La hija mayor de Vance, Eileen, que aparece en la primera parte de Retrato del artista adolescente, un par de años mayor que mi hermano, era una muchacha pálida, de rostro ovalado, con largos cabellos oscuros, con frecuencia trenzados, que le caían sobre los hombros enmarcándole el rostro. Ella sabía muy bien el efecto que provocaba. Parecía fría y distante, pero no lo era en absoluto. Cuando mi hermano estaba en Clongowes, Eileen le escribió una carta, felizmente interceptada por mi madre, que concluía con estos versos que mostraban la mano de su padre:

Oh, Jimmy Joyce, you are my darlin’,

You are my looking-glass night and mornin’.

I’d rather have you without a farthin’

Than Johnny Jones, with his ass and garden. [3]

[Oh Jimmy Joyce, eres mi amor,

eres mi espejo noche y día.

Te prefiero a ti sin un centavo,

más que a Johnny Jones con su asno y su jardín.]

Mi hermano se apoderó de estos versos y de algunos vagos rasgos para crear a Bloom, pero Vance no se parecía a Leopold. Era sobrio y vivaz, y siempre bienvenido; era “una agradable compañía”. Su esposa estaba realmente enferma y murió joven pocos años después. El hecho de que fueran protestantes no interfería en nuestra amistad. Mi padre y mi madre nunca prestaron atención a ese hecho, pero un miembro de nuestra familia, que creía que arriesgaba su preciosa alma si jugaba a las cartas con los Vance, solía poner inconvenientes. Se trata de la mujer que aparece en Retrato del artista adolescente con el nombre de señora Riordan, y de la que hablaré luego.
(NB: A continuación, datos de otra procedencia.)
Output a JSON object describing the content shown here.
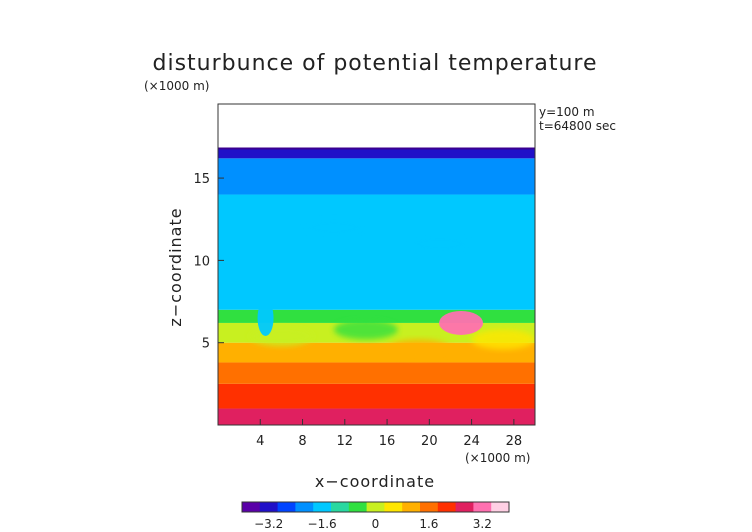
{
  "chart_data": {
    "type": "heatmap",
    "title": "disturbunce of potential temperature",
    "x_unit_label": "(×1000 m)",
    "z_unit_label": "(×1000 m)",
    "xlabel": "x−coordinate",
    "ylabel": "z−coordinate",
    "annotations": [
      "y=100 m",
      "t=64800 sec"
    ],
    "xlim": [
      0,
      30
    ],
    "ylim": [
      0,
      19.5
    ],
    "x_ticks": [
      4,
      8,
      12,
      16,
      20,
      24,
      28
    ],
    "y_ticks": [
      5,
      10,
      15
    ],
    "field_top_z": 16.8,
    "grid": false,
    "colorbar": {
      "range": [
        -4,
        4
      ],
      "ticks": [
        -3.2,
        -1.6,
        0,
        1.6,
        3.2
      ],
      "tick_labels": [
        "−3.2",
        "−1.6",
        "0",
        "1.6",
        "3.2"
      ],
      "colors": [
        "#5a00a8",
        "#2010c8",
        "#0044ff",
        "#0090ff",
        "#00c8ff",
        "#28d8a0",
        "#30e040",
        "#c8f020",
        "#ffe600",
        "#ffb000",
        "#ff7000",
        "#ff3000",
        "#e02060",
        "#ff70b0",
        "#ffd0e4"
      ]
    },
    "layers": [
      {
        "z_from": 0,
        "z_to": 1.0,
        "value": 2.8
      },
      {
        "z_from": 1.0,
        "z_to": 2.5,
        "value": 2.3
      },
      {
        "z_from": 2.5,
        "z_to": 3.8,
        "value": 1.8
      },
      {
        "z_from": 3.8,
        "z_to": 5.0,
        "value": 1.0
      },
      {
        "z_from": 5.0,
        "z_to": 6.2,
        "value": 0.2
      },
      {
        "z_from": 6.2,
        "z_to": 7.0,
        "value": -0.5
      },
      {
        "z_from": 7.0,
        "z_to": 14.0,
        "value": -1.5
      },
      {
        "z_from": 14.0,
        "z_to": 16.2,
        "value": -1.9
      },
      {
        "z_from": 16.2,
        "z_to": 16.8,
        "value": -3.0
      }
    ],
    "features": [
      {
        "kind": "warm blob",
        "x": 23,
        "z": 6.2,
        "value": 3.0
      },
      {
        "kind": "cool finger",
        "x": 4.5,
        "z": 6.5,
        "value": -1.4
      }
    ]
  }
}
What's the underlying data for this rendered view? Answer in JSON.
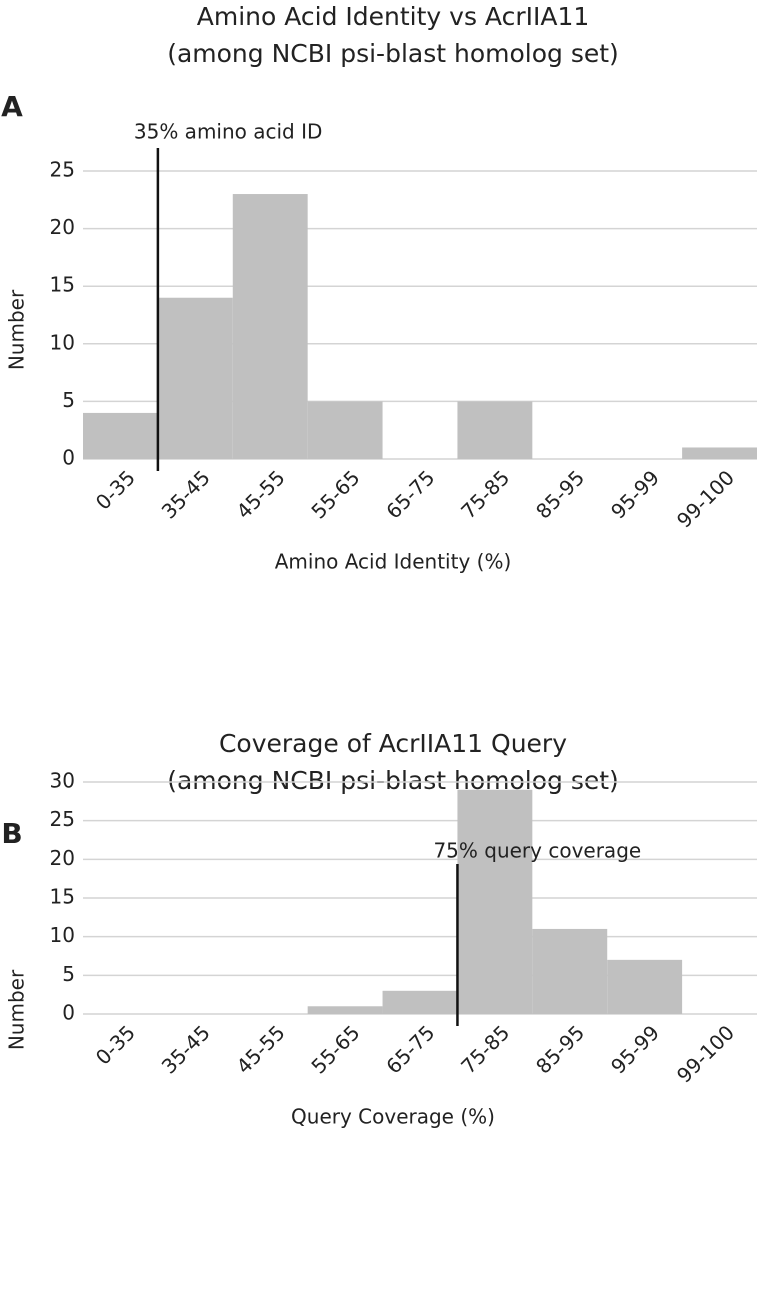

Vance formaba parte de un pequeño grupo de amigos que compartían las grandes esperanzas que mi padre había puesto en su precoz jovencito. En verdad, no estaban tan equivocados. Murió mientras mi hermano, alumno del curso superior, alimentaba todavía esas esperanzas. Mi hermano lo estimaba y lo introdujo con su verdadero nombre en Retrato del artista adolescente. Este hecho atestigua, como otros ejemplos en Retrato del artista adolescente y Ulises, un recuerdo de gratitud.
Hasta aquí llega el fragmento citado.